Yale linguists attend NELS

November 15, 2017

Assistant Professor Jim Wood, Lecturer Matt Barros, and graduate student Matt Tyler presented at the Annual Meeting of the North East Linguistic Society (NELS), held this year at the University of Iceland.

Matt Tyler spoke about the syntax–prosody interface: the relationship between the structure of a sentence and its pronunciation. When a person utters a sentence, the pronunciation of that sentence includes cues that indicate the structure of that sentence. For example, a parenthetical phrase might be surrounded by brief pauses, indicating that the words of that phrase should be grouped together. Other kinds of phrases might be characterized by patterns in their pitch contours. Prosodic cues such as intonation, timing, or stress group sentences into subdivisions. These subdivisions resemble, but are not identical to, the syntactic phrase structures of sentences. One discrepancy between prosodic and syntactic structure exists between words and prosodic words. While nouns and verbs are typically grouped as individual words by prosodic cues, functional words such as articles or prepositions are grouped as if they were part of other words. According to Match Theory, it has traditionally been thought that this occurs because the rules responsible for determining prosodic structure ignore functional words, so that they end up sounding like parts of other words. However, Matt’s talk argued that prosodic rules do not ignore functional words by default, and that we should instead consider functional words to come with lexical information explicitly specifying that they should not be considered prosodic words. This proposal is used to explain certain interactions previously unaccounted for.

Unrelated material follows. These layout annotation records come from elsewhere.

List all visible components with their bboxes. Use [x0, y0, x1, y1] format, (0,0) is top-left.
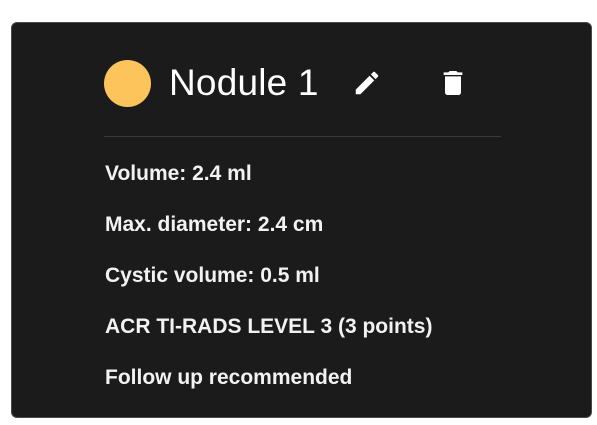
recommendation-text: Follow up recommended	[105, 366, 353, 389]
nodule-header: Nodule 1	[104, 59, 471, 107]
trash-icon	[443, 71, 463, 95]
nodule-title: Nodule 1	[169, 62, 319, 103]
pencil-icon	[355, 71, 378, 95]
nodule-card: Nodule 1 Volume: 2.4 ml Max. diameter: 2…	[11, 22, 592, 418]
tirads-level-text: ACR TI-RADS LEVEL 3 (3 points)	[105, 315, 433, 338]
header-divider	[104, 136, 501, 137]
nodule-details-list: Volume: 2.4 ml Max. diameter: 2.4 cm Cys…	[105, 154, 432, 409]
cystic-volume-text: Cystic volume: 0.5 ml	[105, 264, 320, 287]
max-diameter-text: Max. diameter: 2.4 cm	[105, 213, 324, 236]
nodule-color-indicator	[104, 59, 151, 107]
edit-button[interactable]	[349, 65, 385, 101]
volume-text: Volume: 2.4 ml	[105, 162, 252, 185]
delete-button[interactable]	[435, 65, 471, 101]
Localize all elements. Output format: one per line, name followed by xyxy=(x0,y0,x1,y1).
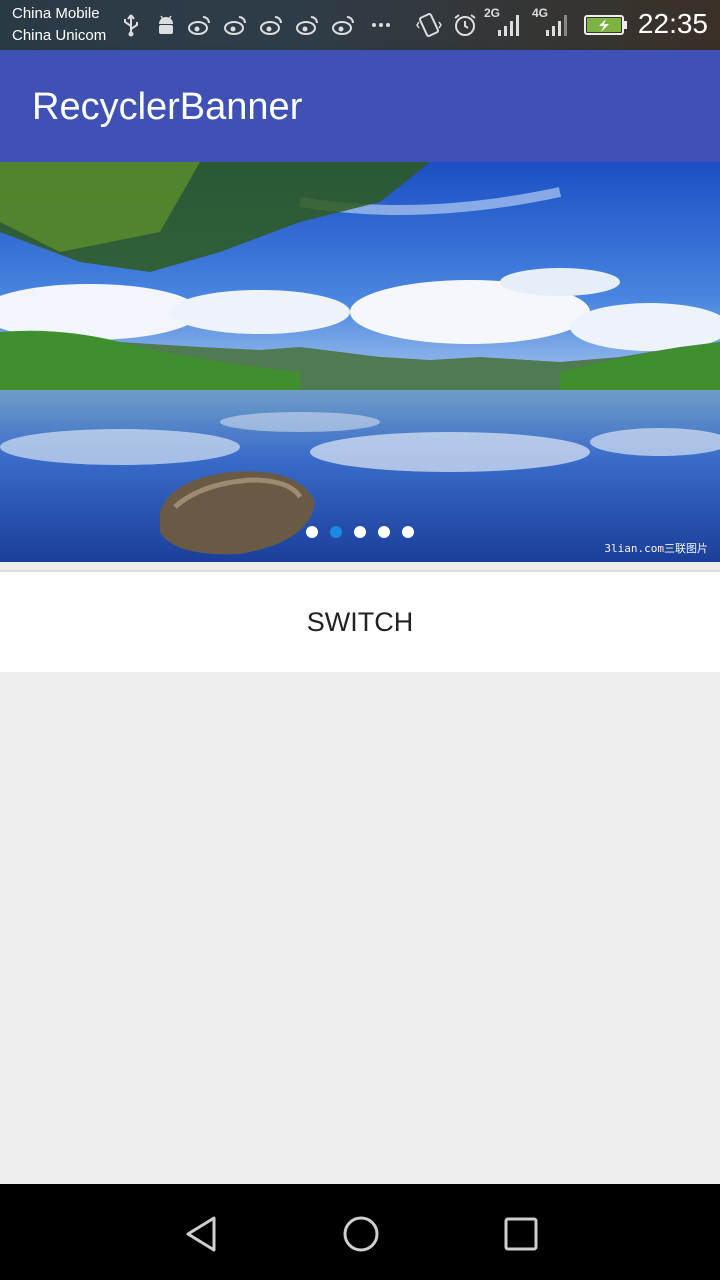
signal-icon xyxy=(544,12,570,38)
switch-container: SWITCH xyxy=(0,572,720,672)
banner-page-indicator xyxy=(306,526,414,538)
clock: 22:35 xyxy=(637,8,708,39)
weibo-icon xyxy=(259,12,285,38)
image-watermark: 3lian.com三联图片 xyxy=(604,542,708,555)
status-bar: China Mobile China Unicom 2G 4G 22:35 xyxy=(0,0,720,50)
indicator-dot[interactable] xyxy=(354,526,366,538)
signal-icon xyxy=(496,12,522,38)
vibrate-icon xyxy=(416,12,442,38)
weibo-icon xyxy=(295,12,321,38)
weibo-icon xyxy=(331,12,357,38)
recycler-banner[interactable]: 3lian.com三联图片 xyxy=(0,162,720,562)
usb-icon xyxy=(118,12,144,38)
carrier-info: China Mobile China Unicom xyxy=(12,3,106,47)
navigation-bar xyxy=(0,1184,720,1280)
app-title: RecyclerBanner xyxy=(32,86,303,128)
back-icon[interactable] xyxy=(180,1212,224,1256)
alarm-icon xyxy=(452,12,478,38)
more-icon xyxy=(368,12,394,38)
weibo-icon xyxy=(223,12,249,38)
recents-icon[interactable] xyxy=(499,1212,543,1256)
weibo-icon xyxy=(187,12,213,38)
carrier-2: China Unicom xyxy=(12,27,107,44)
battery-charging-icon xyxy=(584,12,628,38)
indicator-dot[interactable] xyxy=(378,526,390,538)
indicator-dot[interactable] xyxy=(402,526,414,538)
banner-image xyxy=(0,162,720,562)
app-bar: RecyclerBanner xyxy=(0,50,720,162)
indicator-dot-active[interactable] xyxy=(330,526,342,538)
home-icon[interactable] xyxy=(339,1212,383,1256)
carrier-1: China Mobile xyxy=(12,5,100,22)
indicator-dot[interactable] xyxy=(306,526,318,538)
android-icon xyxy=(153,12,179,38)
switch-button[interactable]: SWITCH xyxy=(0,572,720,672)
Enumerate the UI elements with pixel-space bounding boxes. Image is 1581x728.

Jim and Matt Barros gave a talk called Case (mis)matching in fragment answers. Their talk dealt with a type of sentence called fragment answers. Fragment answers occur when a question is answered with a declarative sentence that resembles the question, except with material omitted. For example, consider the following dialogue.

  • Whom did they help first? Olafur.

According to current linguistic theory, the answer Olafur is really an abridged version of the longer answer They helped Olafur first. This longer answer mirrors the question in terms of structure, and the fragment answer is derived by omitting They helped and first. A major question regarding fragment answers is what exactly it means for the answer to “resemble” the question. Some believe that the question and answer must have a similar structure; others believe they must have a similar meaning. To investigate this question, Jim and Matt examined fragment answers in Icelandic. In this language, verbs may require subjects and objects to bear certain cases. Sometimes, but not always, the meaning of the verb changes depending on which case is assigned to subjects and objects. With fragment answers in Icelandic, if case assignment changes the meaning of the verb, then the wh-word must have the same case as the corresponding subject or object in the fragment answer. If not, then the wh-word and the answer may have different cases, as long as they are both compatible with the verb. Based on these observations, Jim and Matt developed an analysis for fragment analysis in the Minimalist theoretical framework that enforces structural similarity between the question and the answer.

Finally, Jim presented a poster on the structure of Icelandic verbal phrases. According to modern linguistic theory, words and phrases may “move” from one part of a sentence to another. For example, sentence 2 below can be formed from sentence 1 by moving the phrase taken them from me to the beginning of the sentence.

  1. They have taken them from me.
  2. Taken them from me, they have.

Jim’s poster argued that in Icelandic, all words in verbal phrases move elsewhere. Consequently, Icelandic does not have a sentence analogous to sentence 2 above. If we assume that 2 is formed by moving the verbal phrase in 1, then moving a verbal phrase in Icelandic would have no effect because everything from the verbal phrase has already moved elsewhere. Using this analysis, Jim’s poster explains certain word order patterns in Icelandic, and describes some special cases in which words might actually remain in the verbal phrase.

In addition to the three Yale presentations, undergraduate alum Nick Huang gave a presentation entitled The bound possessor effect: a new argument for the phasehood of definite DPs. Nick recently graduated from Yale College, where he worked on the Yale Grammatical Diversity Project with Professor Raffaella Zanuttini. Nick is now a graduate student at the University of Maryland.

NELS was held from October 27 to October 29 in Reykjavik, Iceland. The program and abstracts are available on the conference website.